The country consumes some 60% of the global supply of iron ore and produces almost half of the world’s steel as its decade-long construction boom shows few signs of ending.

According to data from China’s Iron and Steel Association the country’s mills forged just under 1.99 million tonnes of steel per day over the first 10 days of June.

Output by China’s large steel producers climbed over the 2 million tonne daily production rate for the first time in April. Growth in steel production in China is expected to slow to 6.5% this year from an average of 10% for the better part of the last decade.

Iron ore prices have found support at $130 a tonne this year – below that many domestic Chinese iron ore miners and high-cost producers elsewhere become unprofitable – recovering from a mini crash in October last year that saw the commodity touch a low of $116 a few weeks after hitting all-time record highs above $180.
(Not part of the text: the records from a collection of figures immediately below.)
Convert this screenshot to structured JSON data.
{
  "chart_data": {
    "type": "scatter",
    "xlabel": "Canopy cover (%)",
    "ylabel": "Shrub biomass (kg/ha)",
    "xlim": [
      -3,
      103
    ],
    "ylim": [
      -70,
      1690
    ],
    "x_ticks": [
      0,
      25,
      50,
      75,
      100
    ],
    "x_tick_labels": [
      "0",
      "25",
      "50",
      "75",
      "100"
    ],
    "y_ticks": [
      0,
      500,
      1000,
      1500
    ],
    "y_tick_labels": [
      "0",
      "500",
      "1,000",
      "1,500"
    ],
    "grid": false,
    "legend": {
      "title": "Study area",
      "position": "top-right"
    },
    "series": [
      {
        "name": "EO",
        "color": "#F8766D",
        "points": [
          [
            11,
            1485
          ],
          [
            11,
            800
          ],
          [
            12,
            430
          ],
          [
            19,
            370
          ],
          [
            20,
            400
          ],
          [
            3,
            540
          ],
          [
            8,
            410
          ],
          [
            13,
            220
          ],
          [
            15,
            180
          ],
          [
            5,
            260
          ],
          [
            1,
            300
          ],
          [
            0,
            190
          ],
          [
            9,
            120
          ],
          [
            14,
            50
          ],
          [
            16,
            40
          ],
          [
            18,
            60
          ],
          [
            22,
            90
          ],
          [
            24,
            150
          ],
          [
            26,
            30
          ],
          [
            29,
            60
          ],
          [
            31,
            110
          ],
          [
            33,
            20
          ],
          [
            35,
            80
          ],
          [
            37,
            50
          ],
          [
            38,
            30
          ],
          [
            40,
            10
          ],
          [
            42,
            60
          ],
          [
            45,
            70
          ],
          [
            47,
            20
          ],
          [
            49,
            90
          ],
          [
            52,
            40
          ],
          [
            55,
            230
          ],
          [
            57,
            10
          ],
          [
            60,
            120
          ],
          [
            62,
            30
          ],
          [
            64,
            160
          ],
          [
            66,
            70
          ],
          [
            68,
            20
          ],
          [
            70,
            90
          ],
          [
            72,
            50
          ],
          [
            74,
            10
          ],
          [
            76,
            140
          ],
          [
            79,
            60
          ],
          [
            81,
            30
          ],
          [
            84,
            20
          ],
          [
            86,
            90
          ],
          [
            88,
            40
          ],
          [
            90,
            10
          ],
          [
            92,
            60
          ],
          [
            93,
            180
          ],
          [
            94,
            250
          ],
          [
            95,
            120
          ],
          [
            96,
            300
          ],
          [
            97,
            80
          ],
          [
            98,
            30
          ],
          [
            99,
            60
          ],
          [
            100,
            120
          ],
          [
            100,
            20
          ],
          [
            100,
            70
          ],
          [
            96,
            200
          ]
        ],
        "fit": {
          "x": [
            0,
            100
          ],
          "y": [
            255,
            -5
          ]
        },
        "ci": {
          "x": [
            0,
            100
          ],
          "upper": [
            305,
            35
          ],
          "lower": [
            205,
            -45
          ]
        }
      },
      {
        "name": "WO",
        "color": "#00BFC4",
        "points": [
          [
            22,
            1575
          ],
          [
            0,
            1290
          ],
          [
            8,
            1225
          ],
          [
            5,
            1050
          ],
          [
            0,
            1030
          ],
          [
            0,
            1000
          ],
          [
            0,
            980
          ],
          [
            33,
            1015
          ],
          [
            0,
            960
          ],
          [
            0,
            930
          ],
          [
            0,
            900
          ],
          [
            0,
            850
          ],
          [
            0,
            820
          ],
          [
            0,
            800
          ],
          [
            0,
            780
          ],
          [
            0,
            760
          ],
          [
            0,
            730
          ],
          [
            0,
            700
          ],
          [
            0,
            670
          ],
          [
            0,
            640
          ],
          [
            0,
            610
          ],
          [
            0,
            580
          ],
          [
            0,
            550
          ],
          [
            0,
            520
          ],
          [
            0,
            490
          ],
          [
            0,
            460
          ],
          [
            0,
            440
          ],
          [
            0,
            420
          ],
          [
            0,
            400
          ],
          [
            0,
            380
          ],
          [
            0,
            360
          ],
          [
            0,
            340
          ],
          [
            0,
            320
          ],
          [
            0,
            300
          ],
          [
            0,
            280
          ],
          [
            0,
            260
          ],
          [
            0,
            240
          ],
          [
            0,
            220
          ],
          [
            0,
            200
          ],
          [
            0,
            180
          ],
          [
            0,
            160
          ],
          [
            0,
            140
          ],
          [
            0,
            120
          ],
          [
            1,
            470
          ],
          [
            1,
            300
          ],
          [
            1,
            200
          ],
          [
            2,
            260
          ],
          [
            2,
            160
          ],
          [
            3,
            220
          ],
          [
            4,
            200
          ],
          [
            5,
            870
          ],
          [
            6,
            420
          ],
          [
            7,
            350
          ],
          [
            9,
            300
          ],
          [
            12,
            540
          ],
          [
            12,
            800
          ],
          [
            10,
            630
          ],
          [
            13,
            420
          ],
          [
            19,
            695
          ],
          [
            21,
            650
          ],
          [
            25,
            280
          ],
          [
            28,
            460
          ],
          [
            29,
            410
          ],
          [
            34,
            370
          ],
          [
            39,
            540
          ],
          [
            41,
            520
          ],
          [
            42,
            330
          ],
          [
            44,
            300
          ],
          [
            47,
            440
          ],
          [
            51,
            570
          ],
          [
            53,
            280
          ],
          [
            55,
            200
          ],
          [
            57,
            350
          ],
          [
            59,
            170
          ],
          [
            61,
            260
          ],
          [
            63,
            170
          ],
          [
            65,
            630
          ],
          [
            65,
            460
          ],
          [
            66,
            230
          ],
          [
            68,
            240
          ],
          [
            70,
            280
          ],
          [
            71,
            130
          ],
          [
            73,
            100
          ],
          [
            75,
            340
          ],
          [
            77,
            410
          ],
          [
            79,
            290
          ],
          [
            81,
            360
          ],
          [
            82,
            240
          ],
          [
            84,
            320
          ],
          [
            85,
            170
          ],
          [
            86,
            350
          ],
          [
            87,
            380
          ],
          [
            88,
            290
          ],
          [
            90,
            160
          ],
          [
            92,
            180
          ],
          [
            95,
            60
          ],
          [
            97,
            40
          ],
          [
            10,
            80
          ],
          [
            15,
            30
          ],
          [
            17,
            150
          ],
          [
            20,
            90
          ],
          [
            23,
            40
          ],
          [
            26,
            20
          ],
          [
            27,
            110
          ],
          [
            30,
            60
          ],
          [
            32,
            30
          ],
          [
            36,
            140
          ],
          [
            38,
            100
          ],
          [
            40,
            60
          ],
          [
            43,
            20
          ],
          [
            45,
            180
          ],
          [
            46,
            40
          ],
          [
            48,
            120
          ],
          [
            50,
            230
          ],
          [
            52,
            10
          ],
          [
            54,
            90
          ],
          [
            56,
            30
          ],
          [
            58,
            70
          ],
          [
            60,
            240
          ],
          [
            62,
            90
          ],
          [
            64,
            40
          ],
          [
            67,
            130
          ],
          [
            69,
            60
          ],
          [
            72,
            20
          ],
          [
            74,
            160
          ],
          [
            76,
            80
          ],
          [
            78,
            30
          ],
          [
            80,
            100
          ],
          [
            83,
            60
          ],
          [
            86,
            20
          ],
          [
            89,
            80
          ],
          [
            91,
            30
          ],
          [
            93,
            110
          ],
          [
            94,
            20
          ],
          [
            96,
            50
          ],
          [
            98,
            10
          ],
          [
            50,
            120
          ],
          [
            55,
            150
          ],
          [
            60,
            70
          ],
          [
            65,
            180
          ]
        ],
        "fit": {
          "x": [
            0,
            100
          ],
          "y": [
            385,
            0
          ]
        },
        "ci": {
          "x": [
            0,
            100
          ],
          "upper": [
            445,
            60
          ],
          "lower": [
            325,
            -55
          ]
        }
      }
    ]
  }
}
In contrast to the steep drop-off in the price of coal used for power generation, coking coal which is crucial in the steelmaking process has also held up well staying above $200 a tonne this year. Heavy rains in Australia at the start of last year drove the price briefly to $300 a tonne, but historically $200 and above translates to robust reward for coking coal miners.

After falling from $235 per tonne to $211 at the Vancouver port for export to Asia in the current quarter, Anglo-American and others have inked July-September quarterly contracts for high-quality hard coking coal with Asian customers at around $225 a tonne.